Closed DrNavi closed 1 year ago
did you provide the --name
option to predict or annotate step, that sets the LOCUS prefix - typically you register your project at NCBI / EMBL to get a BioProject and a locus prefix for your organism. This is what you provide here.
For the functional assignment did you run the annotate
step - that assigned predicted function based on inferred homology.
I didn't provide the locus tag and I haven't register my project to NCBI yet.
I did the functional annotation and got some go terms which eventually I will be able to decode to gene .protein names. But still 99% of my proteins are still named hypothetical proteins. If I take the sequence and blast it to NCBI they give me a hit to magnaporth grisea with 99% similarity but why are those names not being assigned in at the annotation step?
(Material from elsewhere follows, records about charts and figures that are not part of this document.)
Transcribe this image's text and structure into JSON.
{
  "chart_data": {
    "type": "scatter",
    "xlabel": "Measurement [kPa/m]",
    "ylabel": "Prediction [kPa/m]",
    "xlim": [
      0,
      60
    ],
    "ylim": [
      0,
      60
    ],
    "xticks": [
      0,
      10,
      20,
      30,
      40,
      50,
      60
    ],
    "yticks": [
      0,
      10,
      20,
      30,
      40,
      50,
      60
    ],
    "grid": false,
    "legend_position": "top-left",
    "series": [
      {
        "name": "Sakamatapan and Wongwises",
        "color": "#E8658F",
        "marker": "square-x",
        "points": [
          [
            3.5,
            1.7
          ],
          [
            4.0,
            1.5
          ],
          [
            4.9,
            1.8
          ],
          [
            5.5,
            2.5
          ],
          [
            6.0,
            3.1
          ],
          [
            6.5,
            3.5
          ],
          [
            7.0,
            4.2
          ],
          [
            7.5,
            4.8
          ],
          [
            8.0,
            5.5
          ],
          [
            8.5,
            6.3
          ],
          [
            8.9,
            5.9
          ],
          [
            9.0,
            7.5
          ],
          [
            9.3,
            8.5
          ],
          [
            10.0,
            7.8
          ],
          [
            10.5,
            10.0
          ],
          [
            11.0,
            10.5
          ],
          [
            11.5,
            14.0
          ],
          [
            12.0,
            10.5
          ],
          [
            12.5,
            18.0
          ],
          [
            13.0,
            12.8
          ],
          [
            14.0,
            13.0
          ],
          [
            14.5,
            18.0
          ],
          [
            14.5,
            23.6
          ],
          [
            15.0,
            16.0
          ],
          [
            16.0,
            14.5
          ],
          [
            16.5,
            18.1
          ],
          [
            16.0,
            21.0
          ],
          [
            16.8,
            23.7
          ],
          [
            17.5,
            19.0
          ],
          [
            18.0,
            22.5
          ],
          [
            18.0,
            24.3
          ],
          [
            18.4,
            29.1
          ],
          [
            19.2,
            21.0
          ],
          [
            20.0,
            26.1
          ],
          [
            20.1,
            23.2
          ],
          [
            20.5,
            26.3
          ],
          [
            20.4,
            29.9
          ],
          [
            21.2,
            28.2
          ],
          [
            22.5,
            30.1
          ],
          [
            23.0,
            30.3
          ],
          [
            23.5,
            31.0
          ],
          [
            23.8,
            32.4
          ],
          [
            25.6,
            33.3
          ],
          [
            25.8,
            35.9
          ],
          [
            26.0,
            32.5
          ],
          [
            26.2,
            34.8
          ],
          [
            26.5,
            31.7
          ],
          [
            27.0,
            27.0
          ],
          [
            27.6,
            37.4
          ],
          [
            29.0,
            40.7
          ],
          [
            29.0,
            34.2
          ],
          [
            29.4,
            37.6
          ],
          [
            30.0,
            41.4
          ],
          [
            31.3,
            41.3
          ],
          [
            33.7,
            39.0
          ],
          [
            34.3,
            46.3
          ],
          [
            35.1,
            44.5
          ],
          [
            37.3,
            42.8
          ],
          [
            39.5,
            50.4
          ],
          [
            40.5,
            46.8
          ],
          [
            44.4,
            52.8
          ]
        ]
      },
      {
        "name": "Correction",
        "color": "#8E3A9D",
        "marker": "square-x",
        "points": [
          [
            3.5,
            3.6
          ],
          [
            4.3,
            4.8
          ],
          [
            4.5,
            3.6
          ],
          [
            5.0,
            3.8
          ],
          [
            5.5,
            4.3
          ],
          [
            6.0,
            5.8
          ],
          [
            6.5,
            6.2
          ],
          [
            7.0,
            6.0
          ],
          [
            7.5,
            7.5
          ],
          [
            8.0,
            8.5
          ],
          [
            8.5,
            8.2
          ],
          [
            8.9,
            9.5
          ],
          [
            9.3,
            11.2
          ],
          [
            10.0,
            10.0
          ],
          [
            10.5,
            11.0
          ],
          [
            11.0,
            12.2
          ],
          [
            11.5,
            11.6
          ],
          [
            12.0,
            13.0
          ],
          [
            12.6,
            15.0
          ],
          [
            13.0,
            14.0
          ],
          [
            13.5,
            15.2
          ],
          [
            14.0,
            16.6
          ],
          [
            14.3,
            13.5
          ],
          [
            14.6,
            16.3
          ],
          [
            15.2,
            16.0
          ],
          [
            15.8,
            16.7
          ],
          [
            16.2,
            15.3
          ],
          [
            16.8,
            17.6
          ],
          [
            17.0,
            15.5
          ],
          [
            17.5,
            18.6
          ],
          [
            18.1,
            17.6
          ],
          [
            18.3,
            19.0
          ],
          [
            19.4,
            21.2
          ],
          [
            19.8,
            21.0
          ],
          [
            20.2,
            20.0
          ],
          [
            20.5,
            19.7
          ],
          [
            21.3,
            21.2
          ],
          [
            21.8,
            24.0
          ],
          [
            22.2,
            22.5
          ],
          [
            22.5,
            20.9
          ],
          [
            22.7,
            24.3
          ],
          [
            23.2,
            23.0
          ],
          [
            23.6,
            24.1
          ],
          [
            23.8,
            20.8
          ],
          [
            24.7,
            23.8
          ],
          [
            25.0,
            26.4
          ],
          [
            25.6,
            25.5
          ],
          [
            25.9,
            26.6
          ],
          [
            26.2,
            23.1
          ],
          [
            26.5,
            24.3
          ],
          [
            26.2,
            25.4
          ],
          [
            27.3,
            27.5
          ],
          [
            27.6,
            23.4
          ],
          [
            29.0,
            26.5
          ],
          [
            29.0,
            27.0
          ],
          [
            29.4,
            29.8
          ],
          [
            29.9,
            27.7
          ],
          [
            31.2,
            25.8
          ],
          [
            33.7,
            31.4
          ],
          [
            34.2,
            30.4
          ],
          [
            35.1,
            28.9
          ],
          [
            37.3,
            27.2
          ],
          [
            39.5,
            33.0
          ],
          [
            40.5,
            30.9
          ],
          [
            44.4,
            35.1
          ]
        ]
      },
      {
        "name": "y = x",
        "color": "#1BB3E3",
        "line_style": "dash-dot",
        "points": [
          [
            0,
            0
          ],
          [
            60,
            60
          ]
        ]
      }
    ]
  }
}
This is covered many times in the issues. Generally this is the expected behavior due to funannotate being geared toward genome submission at NCBI, which in order to have a valid product defline (ie not "hypothetical protein") you need to have a valid common gene name. That is difficult to do and therefore the default is to be conservative. If you run EggNog Mapper you will get a few more descriptions. Here is one comment from one of these threads. https://github.com/nextgenusfs/funannotate/issues/445#issuecomment-652018889
I have used funannotate for annotation of my genome. my genome is magnaporth oryzea, its annotation are not available yet but very close specie magnaporth grisea is present in augustus speicie list. I was able to run it error free bur the problem is all genes predicted are coming with the name FUN_0001 etc and all proteins are hypothetical protein. Why is it so ?? my genome assembly stats are fine. Genome is around 43 MB and assembly comprises of 11 contigs.